Dynamic programming over interval

Question

I'm working on an algorithms problem, and I'm hitting a wall in speeding it up.

I have a function f(i,j), where i and j are integers such that 1 <= i <= j <= n for some upper bound n. This function is already written.

Furthermore, this function satisfies the equality f(i, j) + f(j, k) = f(i, k).

I need to compute f(x, y) for many different pairs x, y. Assume n is big enough that storing f(x,y) for every possible pair x,y will take up too much space.

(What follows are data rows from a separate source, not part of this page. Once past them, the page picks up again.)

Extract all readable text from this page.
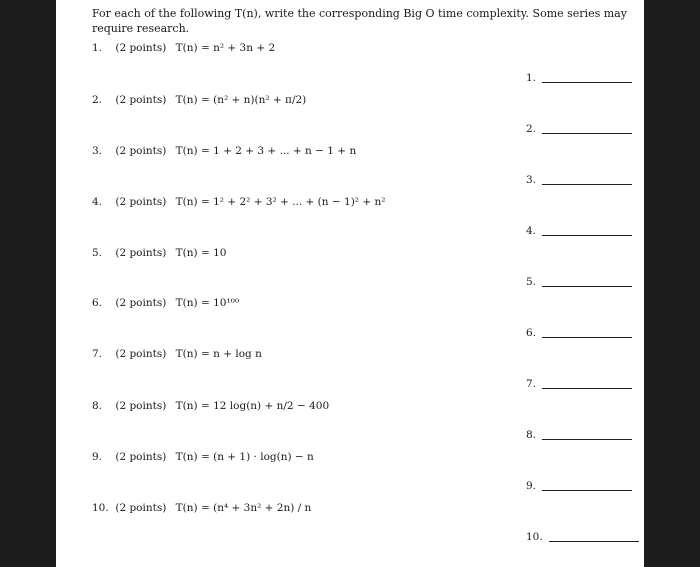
For each of the following T(n), write the corresponding Big O time complexity. Some series may require research.
1. (2 points) T(n) = n² + 3n + 2
1.
2. (2 points) T(n) = (n² + n)(n² + π/2)
2.
3. (2 points) T(n) = 1 + 2 + 3 + ... + n − 1 + n
3.
4. (2 points) T(n) = 1² + 2² + 3² + ... + (n − 1)² + n²
4.
5. (2 points) T(n) = 10
5.
6. (2 points) T(n) = 10¹⁰⁰
6.
7. (2 points) T(n) = n + log n
7.
8. (2 points) T(n) = 12 log(n) + n/2 − 400
8.
9. (2 points) T(n) = (n + 1) · log(n) − n
9.
10. (2 points) T(n) = (n⁴ + 3n² + 2n) / n
10.
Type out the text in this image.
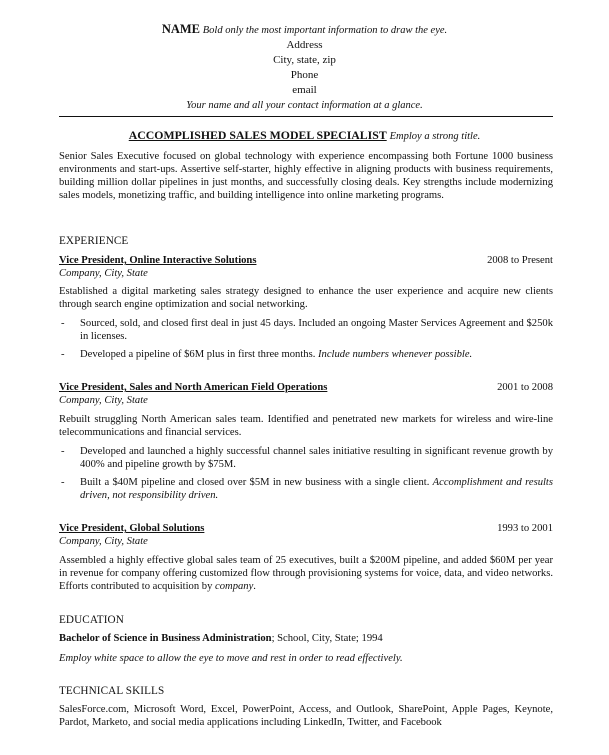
NAME Bold only the most important information to draw the eye.
Address
City, state, zip
Phone
email
Your name and all your contact information at a glance.
ACCOMPLISHED SALES MODEL SPECIALIST Employ a strong title.
Senior Sales Executive focused on global technology with experience encompassing both Fortune 1000 business environments and start-ups. Assertive self-starter, highly effective in aligning products with business requirements, building million dollar pipelines in just months, and successfully closing deals. Key strengths include modernizing sales models, monetizing traffic, and building intelligence into online marketing programs.
EXPERIENCE
Vice President, Online Interactive Solutions	2008 to Present
Company, City, State
Established a digital marketing sales strategy designed to enhance the user experience and acquire new clients through search engine optimization and social networking.
- Sourced, sold, and closed first deal in just 45 days. Included an ongoing Master Services Agreement and $250k in licenses.
- Developed a pipeline of $6M plus in first three months. Include numbers whenever possible.
Vice President, Sales and North American Field Operations	2001 to 2008
Company, City, State
Rebuilt struggling North American sales team. Identified and penetrated new markets for wireless and wire-line telecommunications and financial services.
- Developed and launched a highly successful channel sales initiative resulting in significant revenue growth by 400% and pipeline growth by $75M.
- Built a $40M pipeline and closed over $5M in new business with a single client. Accomplishment and results driven, not responsibility driven.
Vice President, Global Solutions	1993 to 2001
Company, City, State
Assembled a highly effective global sales team of 25 executives, built a $200M pipeline, and added $60M per year in revenue for company offering customized flow through provisioning systems for voice, data, and video networks. Efforts contributed to acquisition by company.
EDUCATION
Bachelor of Science in Business Administration; School, City, State; 1994
Employ white space to allow the eye to move and rest in order to read effectively.
TECHNICAL SKILLS
SalesForce.com, Microsoft Word, Excel, PowerPoint, Access, and Outlook, SharePoint, Apple Pages, Keynote, Pardot, Marketo, and social media applications including LinkedIn, Twitter, and Facebook
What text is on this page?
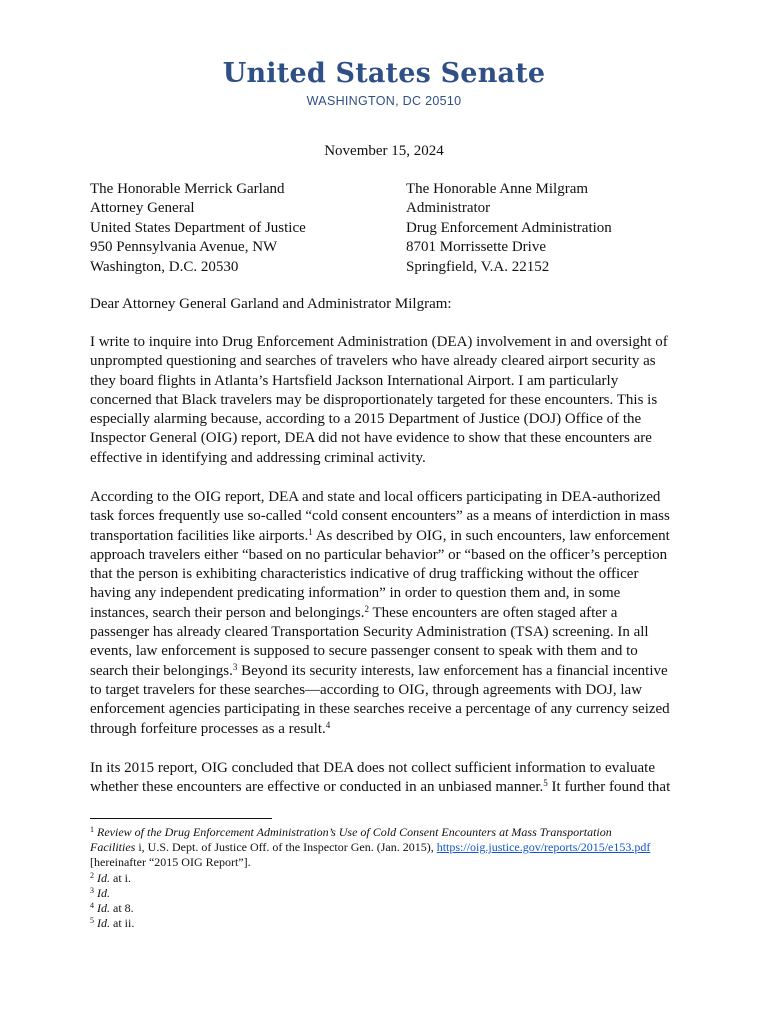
United States Senate
WASHINGTON, DC 20510
November 15, 2024
The Honorable Merrick Garland
Attorney General
United States Department of Justice
950 Pennsylvania Avenue, NW
Washington, D.C. 20530
The Honorable Anne Milgram
Administrator
Drug Enforcement Administration
8701 Morrissette Drive
Springfield, V.A. 22152
Dear Attorney General Garland and Administrator Milgram:
I write to inquire into Drug Enforcement Administration (DEA) involvement in and oversight of
unprompted questioning and searches of travelers who have already cleared airport security as
they board flights in Atlanta’s Hartsfield Jackson International Airport. I am particularly
concerned that Black travelers may be disproportionately targeted for these encounters. This is
especially alarming because, according to a 2015 Department of Justice (DOJ) Office of the
Inspector General (OIG) report, DEA did not have evidence to show that these encounters are
effective in identifying and addressing criminal activity.
According to the OIG report, DEA and state and local officers participating in DEA-authorized
task forces frequently use so-called “cold consent encounters” as a means of interdiction in mass
transportation facilities like airports.$^1$ As described by OIG, in such encounters, law enforcement
approach travelers either “based on no particular behavior” or “based on the officer’s perception
that the person is exhibiting characteristics indicative of drug trafficking without the officer
having any independent predicating information” in order to question them and, in some
instances, search their person and belongings.$^2$ These encounters are often staged after a
passenger has already cleared Transportation Security Administration (TSA) screening. In all
events, law enforcement is supposed to secure passenger consent to speak with them and to
search their belongings.$^3$ Beyond its security interests, law enforcement has a financial incentive
to target travelers for these searches—according to OIG, through agreements with DOJ, law
enforcement agencies participating in these searches receive a percentage of any currency seized
through forfeiture processes as a result.$^4$
In its 2015 report, OIG concluded that DEA does not collect sufficient information to evaluate
whether these encounters are effective or conducted in an unbiased manner.$^5$ It further found that
$^1$ Review of the Drug Enforcement Administration’s Use of Cold Consent Encounters at Mass Transportation
Facilities i, U.S. Dept. of Justice Off. of the Inspector Gen. (Jan. 2015), https://oig.justice.gov/reports/2015/e153.pdf
[hereinafter “2015 OIG Report”].
$^2$ Id. at i.
$^3$ Id.
$^4$ Id. at 8.
$^5$ Id. at ii.
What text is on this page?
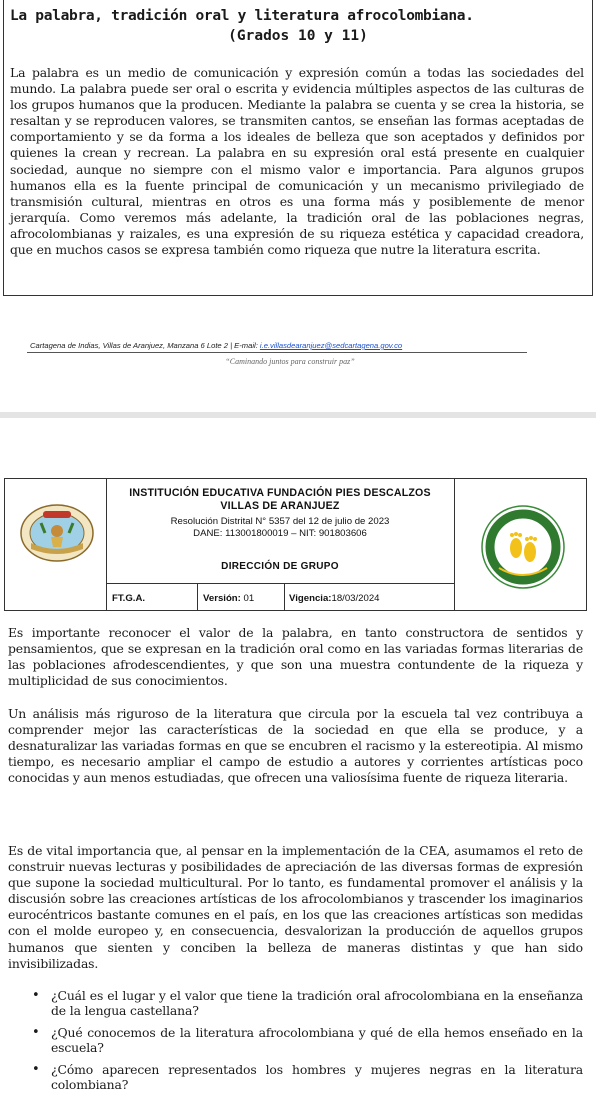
La palabra, tradición oral y literatura afrocolombiana.
(Grados 10 y 11)
La palabra es un medio de comunicación y expresión común a todas las sociedades del mundo. La palabra puede ser oral o escrita y evidencia múltiples aspectos de las culturas de los grupos humanos que la producen. Mediante la palabra se cuenta y se crea la historia, se resaltan y se reproducen valores, se transmiten cantos, se enseñan las formas aceptadas de comportamiento y se da forma a los ideales de belleza que son aceptados y definidos por quienes la crean y recrean. La palabra en su expresión oral está presente en cualquier sociedad, aunque no siempre con el mismo valor e importancia. Para algunos grupos humanos ella es la fuente principal de comunicación y un mecanismo privilegiado de transmisión cultural, mientras en otros es una forma más y posiblemente de menor jerarquía. Como veremos más adelante, la tradición oral de las poblaciones negras, afrocolombianas y raizales, es una expresión de su riqueza estética y capacidad creadora, que en muchos casos se expresa también como riqueza que nutre la literatura escrita.
Cartagena de Indias, Villas de Aranjuez, Manzana 6 Lote 2 | E-mail: i.e.villasdearanjuez@sedcartagena.gov.co
“Caminando juntos para construir paz”
INSTITUCIÓN EDUCATIVA FUNDACIÓN PIES DESCALZOS
VILLAS DE ARANJUEZ
Resolución Distrital N° 5357 del 12 de julio de 2023
DANE: 113001800019 – NIT: 901803606
DIRECCIÓN DE GRUPO
FT.G.A.	Versión: 01	Vigencia:18/03/2024
Es importante reconocer el valor de la palabra, en tanto constructora de sentidos y pensamientos, que se expresan en la tradición oral como en las variadas formas literarias de las poblaciones afrodescendientes, y que son una muestra contundente de la riqueza y multiplicidad de sus conocimientos.
Un análisis más riguroso de la literatura que circula por la escuela tal vez contribuya a comprender mejor las características de la sociedad en que ella se produce, y a desnaturalizar las variadas formas en que se encubren el racismo y la estereotipia. Al mismo tiempo, es necesario ampliar el campo de estudio a autores y corrientes artísticas poco conocidas y aun menos estudiadas, que ofrecen una valiosísima fuente de riqueza literaria.
Es de vital importancia que, al pensar en la implementación de la CEA, asumamos el reto de construir nuevas lecturas y posibilidades de apreciación de las diversas formas de expresión que supone la sociedad multicultural. Por lo tanto, es fundamental promover el análisis y la discusión sobre las creaciones artísticas de los afrocolombianos y trascender los imaginarios eurocéntricos bastante comunes en el país, en los que las creaciones artísticas son medidas con el molde europeo y, en consecuencia, desvalorizan la producción de aquellos grupos humanos que sienten y conciben la belleza de maneras distintas y que han sido invisibilizadas.
• ¿Cuál es el lugar y el valor que tiene la tradición oral afrocolombiana en la enseñanza de la lengua castellana?
• ¿Qué conocemos de la literatura afrocolombiana y qué de ella hemos enseñado en la escuela?
• ¿Cómo aparecen representados los hombres y mujeres negras en la literatura colombiana?
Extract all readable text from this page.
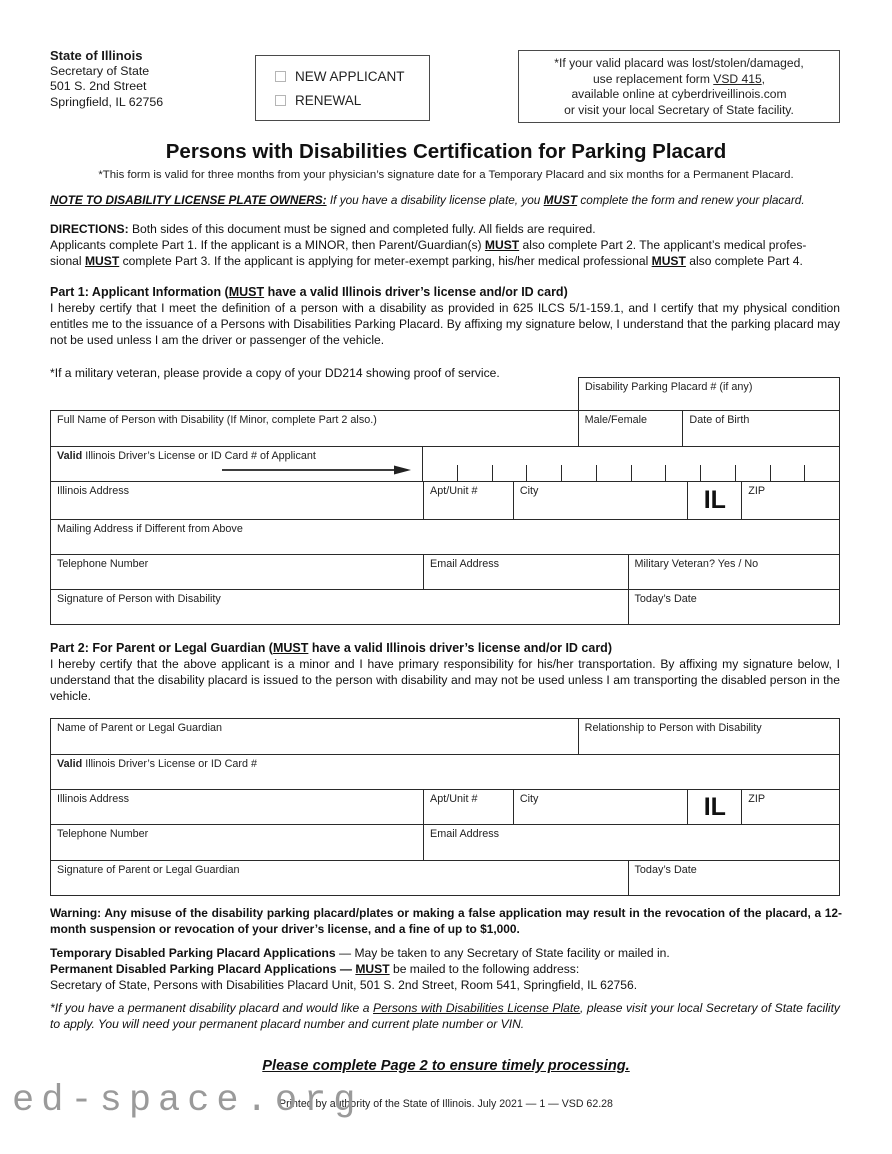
State of Illinois
Secretary of State
501 S. 2nd Street
Springfield, IL 62756
NEW APPLICANT
RENEWAL
*If your valid placard was lost/stolen/damaged,
use replacement form VSD 415,
available online at cyberdriveillinois.com
or visit your local Secretary of State facility.
Persons with Disabilities Certification for Parking Placard
*This form is valid for three months from your physician’s signature date for a Temporary Placard and six months for a Permanent Placard.
NOTE TO DISABILITY LICENSE PLATE OWNERS: If you have a disability license plate, you MUST complete the form and renew your placard.
DIRECTIONS: Both sides of this document must be signed and completed fully. All fields are required.
Applicants complete Part 1. If the applicant is a MINOR, then Parent/Guardian(s) MUST also complete Part 2. The applicant’s medical profes-
sional MUST complete Part 3. If the applicant is applying for meter-exempt parking, his/her medical professional MUST also complete Part 4.
Part 1: Applicant Information (MUST have a valid Illinois driver’s license and/or ID card)
I hereby certify that I meet the definition of a person with a disability as provided in 625 ILCS 5/1-159.1, and I certify that my physical condition entitles me to the issuance of a Persons with Disabilities Parking Placard. By affixing my signature below, I understand that the parking placard may not be used unless I am the driver or passenger of the vehicle.
*If a military veteran, please provide a copy of your DD214 showing proof of service.
Disability Parking Placard # (if any)
Full Name of Person with Disability (If Minor, complete Part 2 also.)	Male/Female	Date of Birth
Valid Illinois Driver’s License or ID Card # of Applicant
Illinois Address	Apt/Unit #	City	IL	ZIP
Mailing Address if Different from Above
Telephone Number	Email Address	Military Veteran? Yes / No
Signature of Person with Disability	Today’s Date
Part 2: For Parent or Legal Guardian (MUST have a valid Illinois driver’s license and/or ID card)
I hereby certify that the above applicant is a minor and I have primary responsibility for his/her transportation. By affixing my signature below, I understand that the disability placard is issued to the person with disability and may not be used unless I am transporting the disabled person in the vehicle.
Name of Parent or Legal Guardian	Relationship to Person with Disability
Valid Illinois Driver’s License or ID Card #
Illinois Address	Apt/Unit #	City	IL	ZIP
Telephone Number	Email Address
Signature of Parent or Legal Guardian	Today’s Date
Warning: Any misuse of the disability parking placard/plates or making a false application may result in the revocation of the placard, a 12-month suspension or revocation of your driver’s license, and a fine of up to $1,000.
Temporary Disabled Parking Placard Applications — May be taken to any Secretary of State facility or mailed in.
Permanent Disabled Parking Placard Applications — MUST be mailed to the following address:
Secretary of State, Persons with Disabilities Placard Unit, 501 S. 2nd Street, Room 541, Springfield, IL 62756.
*If you have a permanent disability placard and would like a Persons with Disabilities License Plate, please visit your local Secretary of State facility to apply. You will need your permanent placard number and current plate number or VIN.
Please complete Page 2 to ensure timely processing.
Printed by authority of the State of Illinois. July 2021 — 1 — VSD 62.28
ed-space.org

Is there a known algorithm for this type of question? The one I'm using right now memoizes f and tries to reduce x,y to a previously computed pair of numbers by using the equality mentioned above, but my guess is that I'm not reducing in a smart way, and it's costing me time.

Edit: Assume that f(i, j) takes time proportional to j-i when computed the naive way.

Answer 1

The function satisfies the rule

f(i, j) + f(j, k) = f(i, k)

As you say .

So modify the function to something like f(i,j) =g(j)-g(i) , where g(i)= f(1,x)

So as

f(i,k)=g(k)-g(i)
      =g(k)-g(j)+g(j)-g(i)
      =f(j,k) + f(i,j)

So i think if you try to store all combinations of f(i,j) it is it cost you around o(n^2) space , so better you store value of g(i) values for all values of i which is of o(n) space

so when ever you need to find f(i,j) you can actually find it as g(j)-g(i) .

As

  f(i,j)= g(j)-g(i) // as we already calculated and stored the g(i) .

Answer 2

This is a solution that requires O(n) space, O(n^2) setup time and O(1) time per evaluation.

We have that f(i, j) = -f(j, i) for i <= j.

Given is f(i, k) = f(i, j) + f(j, k). Therefore, f(i, k) = f(i, j) + f(j, k) = -f(j, i) + f(j, k). In a setup phase, fix j = 1 arbitrarily. Then, compute f(1, i) for every i and store the result. This takes O(n) space and O(n^2) time: n evaluations with running times of 1, 2, 3, ..., n.

For a query f(i, k), we need two constant-time lookups for f(i, 1) and f(k, 1).

Answer 3

You can use an implicit tree of power-of-two-sized intervals:

• Store f(i,i+1) for every i
• Store f(i,i+2) for every even i
• Store f(i,i+4) for every i divisible by four
• ...

There will be O(log n) tables (floor(log_2(n)), to be exact), with a total size of O(n) (~2*n).

To retrieve f(i,j) where i<=j:

• find the highest bit where i, j differ.
• Let n be the value with this bit set, and all lower bits cleared. This guarantees the following steps will always succeed:
• find f(i, n) by cutting off a chunk as large as possible from the right repeatedly
• find f(n, j) by cutting off a chunk as large as possible from the left repeatedly

The retreival accesses each table at most twice, and thus runs in O(log n).